A homopolymer of polyglycolic acid, and copolymer containing a repeating unit derived from polyglycolic acid in a high proportion are crystalline polymers. Such a crystalline polyglycolic acid is high in crystallization temperature Tc2 detected in the course of its cooling from a molten state by means of a differential scanning colorimeter (DSC) and relatively small in a temperature difference (Tm−Tc2) between the melting point Tm and the crystallization temperature Tc2 thereof. A polymer small in this temperature difference generally has a merit, upon injection molding, that the injection cycle thereof can be enhanced attributable to its fast crystallization speed. However, such a polymer is easy to crystallize upon its cooling from a molten state when it is extruded into a sheet, film, fiber or the like and it is difficult to get an amorphous preform, and so it is difficult to provide any transparent formed product.

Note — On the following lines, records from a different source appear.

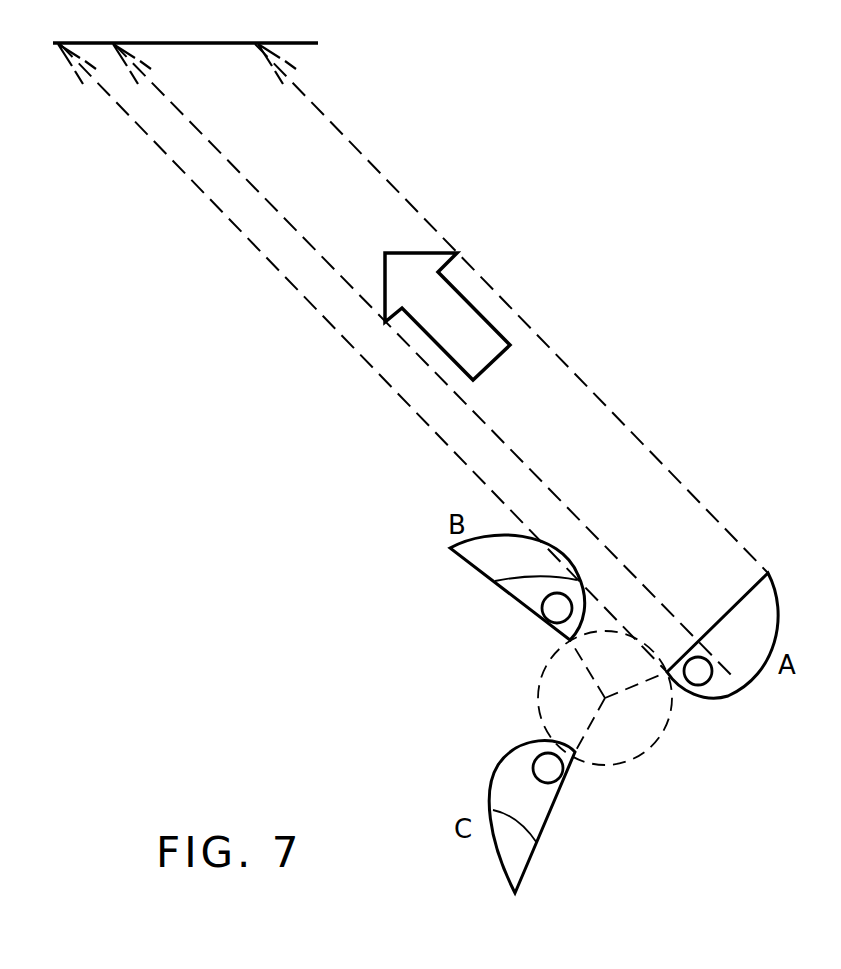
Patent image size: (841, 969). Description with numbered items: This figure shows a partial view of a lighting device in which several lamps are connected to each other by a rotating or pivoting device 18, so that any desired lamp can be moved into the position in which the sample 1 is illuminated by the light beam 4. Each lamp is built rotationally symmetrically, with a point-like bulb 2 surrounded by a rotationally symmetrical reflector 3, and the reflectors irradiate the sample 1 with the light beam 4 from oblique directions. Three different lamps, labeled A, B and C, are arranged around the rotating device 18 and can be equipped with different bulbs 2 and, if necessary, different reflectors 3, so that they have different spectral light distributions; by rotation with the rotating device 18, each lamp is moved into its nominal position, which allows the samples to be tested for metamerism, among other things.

The sample 1 is at (113, 44).
The bulb 2 is at (708, 684).
The reflector 3 is at (728, 694).
The light beam 4 is at (447, 316).
The rotating or pivoting device 18 is at (605, 698).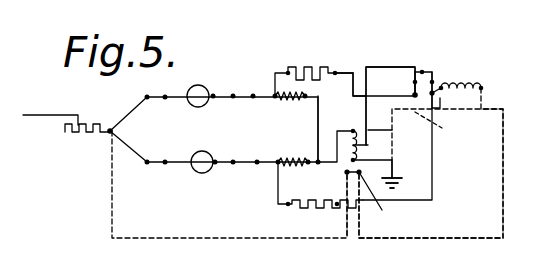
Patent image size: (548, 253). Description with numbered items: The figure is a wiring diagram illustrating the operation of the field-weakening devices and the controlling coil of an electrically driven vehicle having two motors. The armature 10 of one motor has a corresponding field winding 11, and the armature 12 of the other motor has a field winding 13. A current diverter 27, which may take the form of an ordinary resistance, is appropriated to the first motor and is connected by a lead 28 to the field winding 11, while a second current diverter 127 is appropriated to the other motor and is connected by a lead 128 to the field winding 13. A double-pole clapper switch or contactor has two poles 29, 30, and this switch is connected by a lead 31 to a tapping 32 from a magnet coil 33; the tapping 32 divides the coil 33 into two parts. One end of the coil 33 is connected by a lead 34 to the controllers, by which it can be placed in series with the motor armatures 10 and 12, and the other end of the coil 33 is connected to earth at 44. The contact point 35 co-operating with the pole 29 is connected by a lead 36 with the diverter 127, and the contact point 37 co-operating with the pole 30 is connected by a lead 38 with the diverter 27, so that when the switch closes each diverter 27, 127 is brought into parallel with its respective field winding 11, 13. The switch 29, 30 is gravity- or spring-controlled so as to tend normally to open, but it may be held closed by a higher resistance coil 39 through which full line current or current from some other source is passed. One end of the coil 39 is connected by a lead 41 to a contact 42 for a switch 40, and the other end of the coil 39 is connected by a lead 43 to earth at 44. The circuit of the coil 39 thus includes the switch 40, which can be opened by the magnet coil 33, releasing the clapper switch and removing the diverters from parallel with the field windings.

The crystalline polyglycolic acid is small in a temperature difference (Tc1−Tg) between a crystallization temperature Tc1 detected in the course of heating of its amorphous substance by means of DSC and the glass transition temperature Tg thereof. A polymer small in this temperature difference generally involves a problem that a stretchable temperature range is narrow upon stretching of a sheet, film, fiber or the like formed from such a polymer, or stretch blow molding of the polymer.
Therefore, the melt processing or stretch processing using a conventional crystalline polyglycolic acid has involved a problem that forming conditions such as forming temperature or stretching temperature are limited to narrow ranges.

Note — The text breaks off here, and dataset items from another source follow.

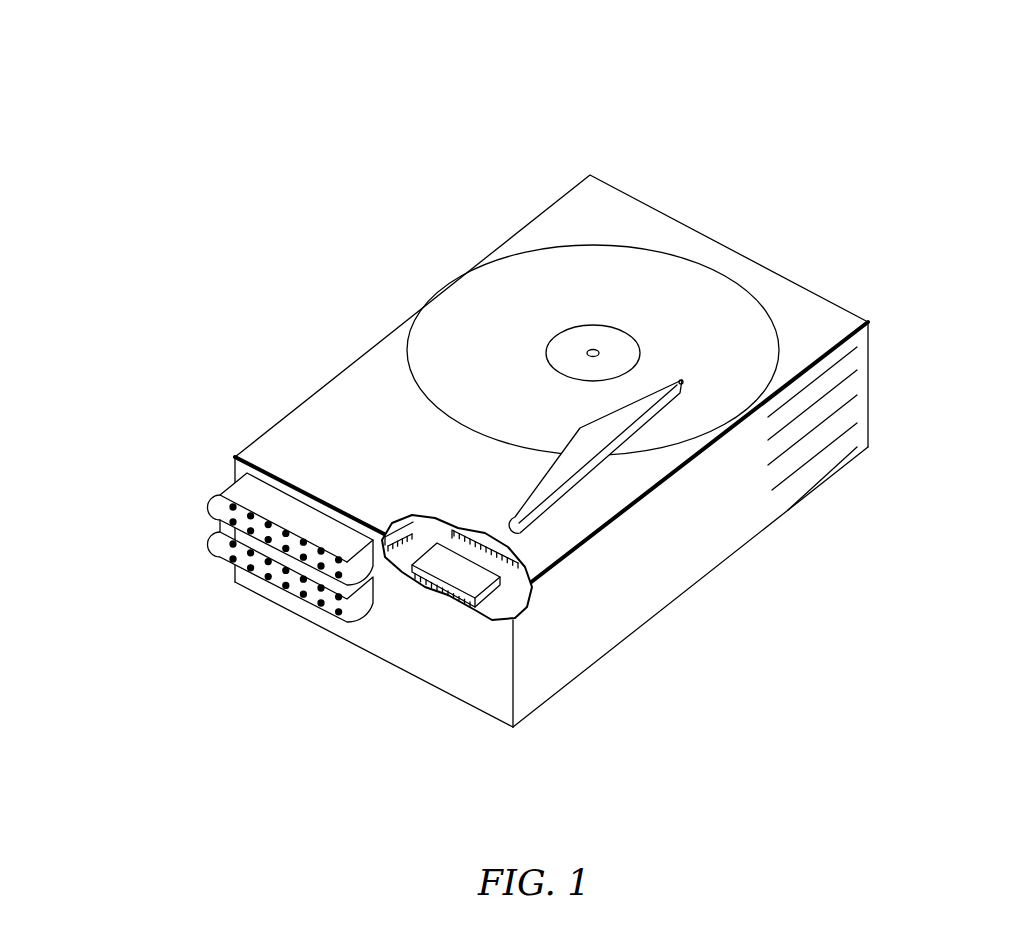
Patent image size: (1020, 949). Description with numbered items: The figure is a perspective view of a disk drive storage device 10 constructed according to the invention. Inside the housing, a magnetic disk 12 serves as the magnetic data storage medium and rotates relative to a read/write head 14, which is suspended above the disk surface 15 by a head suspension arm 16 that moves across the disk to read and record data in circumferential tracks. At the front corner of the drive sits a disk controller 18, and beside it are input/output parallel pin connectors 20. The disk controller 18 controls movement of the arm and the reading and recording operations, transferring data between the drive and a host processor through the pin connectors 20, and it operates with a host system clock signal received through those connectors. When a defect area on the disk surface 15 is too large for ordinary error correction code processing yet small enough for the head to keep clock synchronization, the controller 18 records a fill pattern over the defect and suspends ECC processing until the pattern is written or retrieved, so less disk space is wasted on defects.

The disk drive storage device 10 is at (426, 148).
The magnetic disk 12 is at (702, 295).
The read/write head 14 is at (683, 378).
The disk surface 15 is at (486, 354).
The head suspension arm 16 is at (607, 452).
The disk controller 18 is at (458, 575).
The input/output parallel pin connectors 20 is at (165, 527).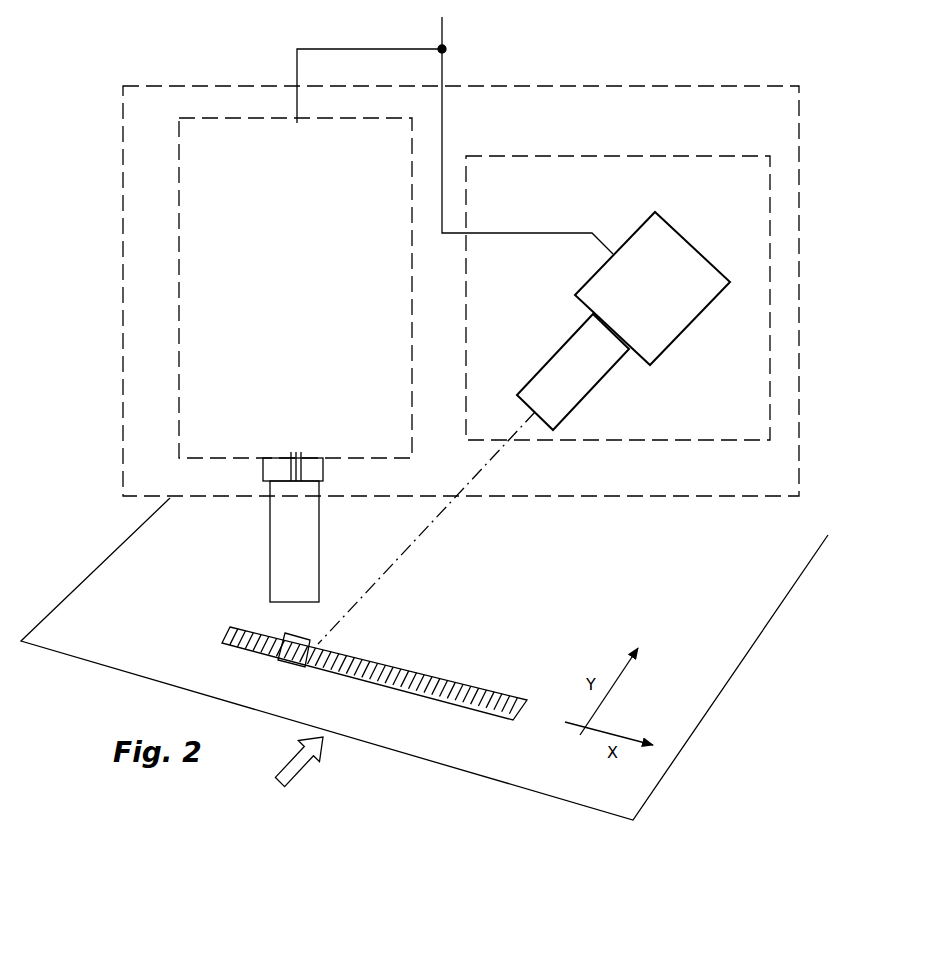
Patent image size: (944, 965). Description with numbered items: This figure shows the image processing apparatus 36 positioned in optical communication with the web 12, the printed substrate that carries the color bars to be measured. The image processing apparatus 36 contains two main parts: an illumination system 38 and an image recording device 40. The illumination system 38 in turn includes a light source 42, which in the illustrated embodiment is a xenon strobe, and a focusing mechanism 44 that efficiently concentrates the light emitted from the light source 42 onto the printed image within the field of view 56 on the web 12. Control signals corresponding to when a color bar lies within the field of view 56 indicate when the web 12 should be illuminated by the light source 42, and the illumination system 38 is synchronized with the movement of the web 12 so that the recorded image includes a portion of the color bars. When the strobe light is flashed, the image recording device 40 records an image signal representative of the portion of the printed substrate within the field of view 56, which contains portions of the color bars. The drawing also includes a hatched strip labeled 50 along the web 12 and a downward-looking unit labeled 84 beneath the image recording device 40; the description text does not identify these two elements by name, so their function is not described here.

The web 12 is at (658, 787).
The image processing apparatus 36 is at (567, 87).
The illumination system 38 is at (770, 197).
The image recording device 40 is at (226, 117).
The light source 42 is at (652, 363).
The focusing mechanism 44 is at (557, 360).
The scan line 50 is at (290, 622).
The field of view 56 is at (310, 642).
The camera 84 is at (322, 542).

Specifically, the present inventors produced polyglycolic acid in accordance with the production process disclosed in Example 1 of U.S. Pat. No. 2,668,162 to investigate the thermal properties of this polyglycolic acid by means of DSC. As a result, its melting point Tm was about 222° C., while its crystallization temperature Tc2, which is an exothermic peak temperature attributable to crystallization when cooling it at a cooling rate of 10° C./min from a molten state at 252° C. higher by 30° C. than the melting point, was 192° C. Accordingly, a temperature difference (Tm−Tc2) between the melting point Tm and the crystallization temperature Tc2 of this polyglycolic acid is about 30° C.

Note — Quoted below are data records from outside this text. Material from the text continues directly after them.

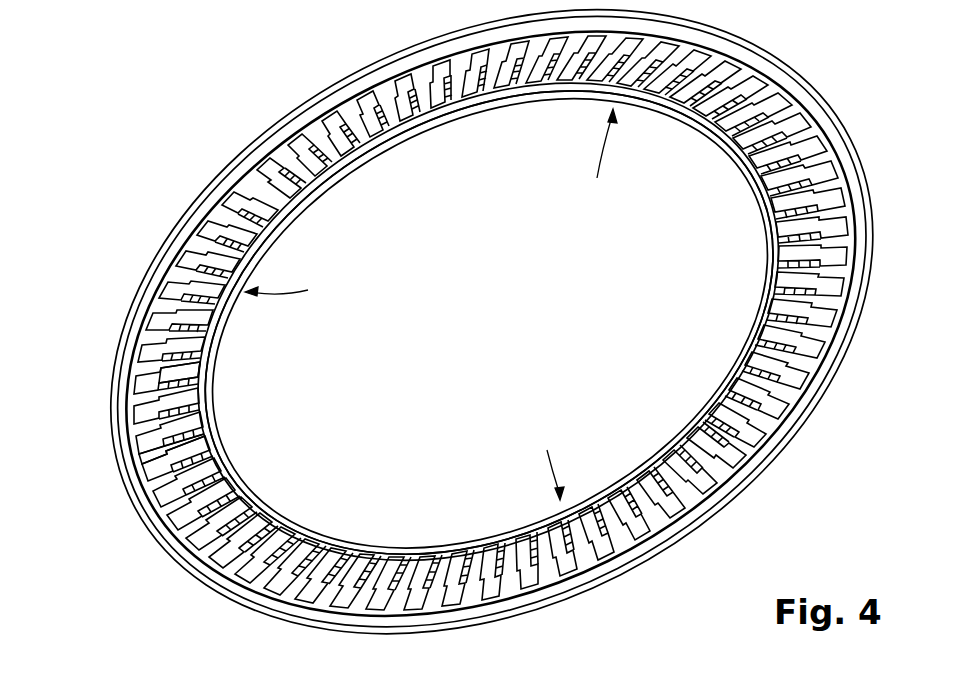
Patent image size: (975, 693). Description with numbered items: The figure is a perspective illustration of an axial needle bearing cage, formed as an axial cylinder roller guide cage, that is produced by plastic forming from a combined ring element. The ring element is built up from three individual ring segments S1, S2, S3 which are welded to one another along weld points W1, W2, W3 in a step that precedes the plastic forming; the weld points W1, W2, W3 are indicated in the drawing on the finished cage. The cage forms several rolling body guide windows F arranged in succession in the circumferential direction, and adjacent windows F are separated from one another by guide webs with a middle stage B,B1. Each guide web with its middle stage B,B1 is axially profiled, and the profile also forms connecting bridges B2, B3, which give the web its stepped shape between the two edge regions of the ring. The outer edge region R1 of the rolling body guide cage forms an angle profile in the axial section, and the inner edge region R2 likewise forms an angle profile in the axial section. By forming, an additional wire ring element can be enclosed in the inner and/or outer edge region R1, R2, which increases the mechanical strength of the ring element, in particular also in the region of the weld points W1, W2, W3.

The outer edge region R1 is at (203, 194).
The inner edge region R2 is at (325, 177).
The ring segment S1 is at (404, 127).
The ring segment S2 is at (778, 260).
The ring segment S3 is at (302, 530).
The weld point W1 is at (289, 292).
The weld point W2 is at (600, 153).
The weld point W3 is at (549, 467).
The guide web, middle stage B,B1 is at (137, 408).
The connecting bridge B2 is at (130, 390).
The connecting bridge B3 is at (192, 369).
The rolling body guide window F is at (190, 427).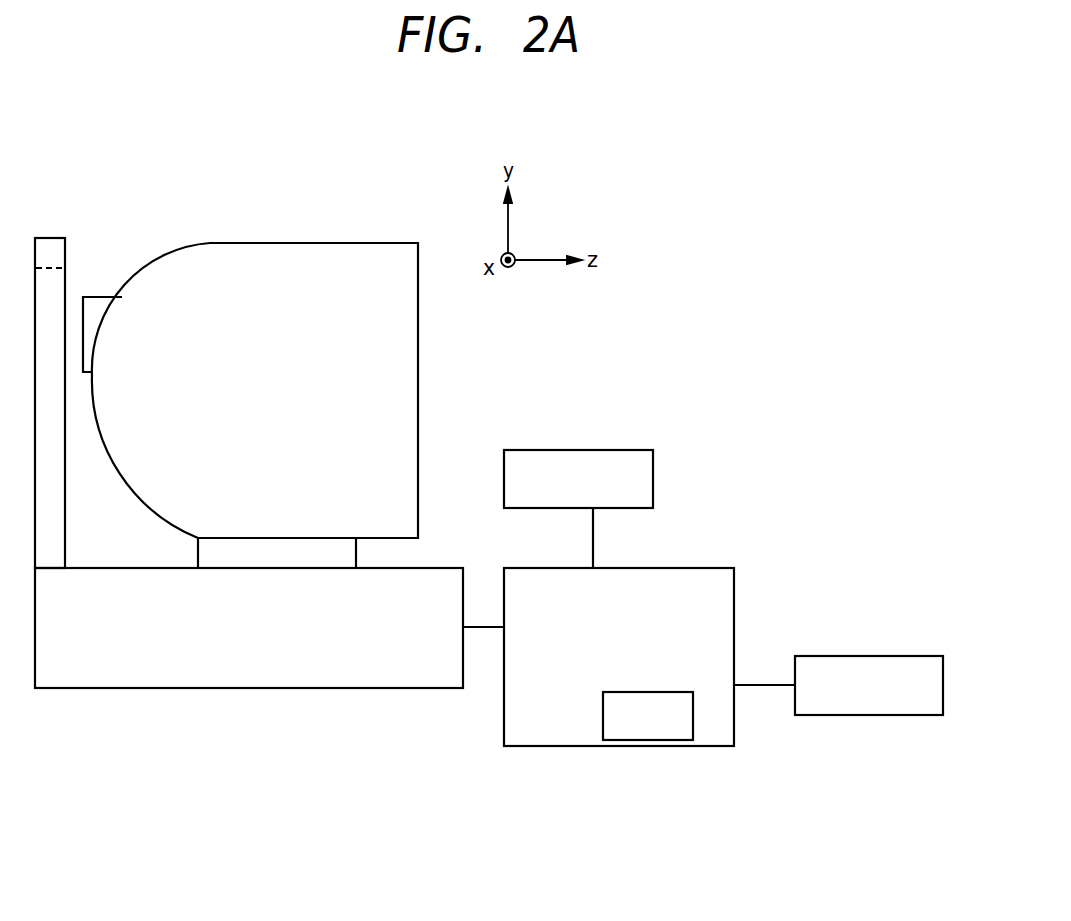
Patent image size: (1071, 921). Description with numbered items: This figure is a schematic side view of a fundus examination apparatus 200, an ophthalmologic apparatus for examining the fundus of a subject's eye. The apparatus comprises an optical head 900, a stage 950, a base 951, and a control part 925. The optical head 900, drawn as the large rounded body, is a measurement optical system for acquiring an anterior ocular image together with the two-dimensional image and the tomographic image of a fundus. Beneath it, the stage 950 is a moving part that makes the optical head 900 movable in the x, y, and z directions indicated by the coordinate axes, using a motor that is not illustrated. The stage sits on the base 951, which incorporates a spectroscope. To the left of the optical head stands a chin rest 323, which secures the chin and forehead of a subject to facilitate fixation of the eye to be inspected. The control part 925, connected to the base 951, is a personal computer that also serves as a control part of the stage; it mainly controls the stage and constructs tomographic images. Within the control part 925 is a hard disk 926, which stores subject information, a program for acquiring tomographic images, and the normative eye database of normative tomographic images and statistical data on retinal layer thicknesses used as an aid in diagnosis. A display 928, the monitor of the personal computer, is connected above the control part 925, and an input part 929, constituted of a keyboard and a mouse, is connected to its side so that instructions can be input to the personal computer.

The fundus examination apparatus 200 is at (132, 174).
The chin rest 323 is at (52, 236).
The optical head 900 is at (272, 265).
The stage 950 is at (212, 552).
The base 951 is at (146, 675).
The control part 925 is at (694, 585).
The hard disk 926 is at (645, 705).
The display 928 is at (575, 465).
The input part 929 is at (872, 668).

The polyglycolic acid was heated to 252° C. and then held by a press cooled with water to 23° C. to produce a cooled sheet. As a result, the crystallization of the polyglycolic acid was observed on the sheet, and no transparent amorphous sheet was able to be obtained. A transparent amorphous sheet (amorphous film) was able to be obtained with difficulty by melting and pressing the polyglycolic acid and then quenching the resulting sheet in ice water kept at about 4° C. Its crystallization temperature Tc1 detected in the course of heating of such an amorphous sheet by means of DSC was measured. As a result, it was about 75° C., and its glass transition temperature was about 40° C. Accordingly, a temperature difference (Tc1−Tg) between the crystallization temperature Tc2 and the glass transition temperature Tg thereof is about 35° C.
Further, polyglycolic acid is not sufficient in melt stability and has a tendency to easily generate gasses upon its melt processing. More specifically, in the conventional polyglycolic acid, a temperature at which the weight loss upon heating reaches 3% is about 300° C. In addition, it has been found that many of additives such as a catalyst deactivator, a nucleating agent, a plasticizer and an antioxidant deteriorate the melt stability of polyglycolic acid. When the melt stability of polyglycolic acid is insufficient, forming or molding conditions such as forming or molding temperature are limited to narrow ranges, and the quality of the resulting formed or molded product is easy to be deteriorated.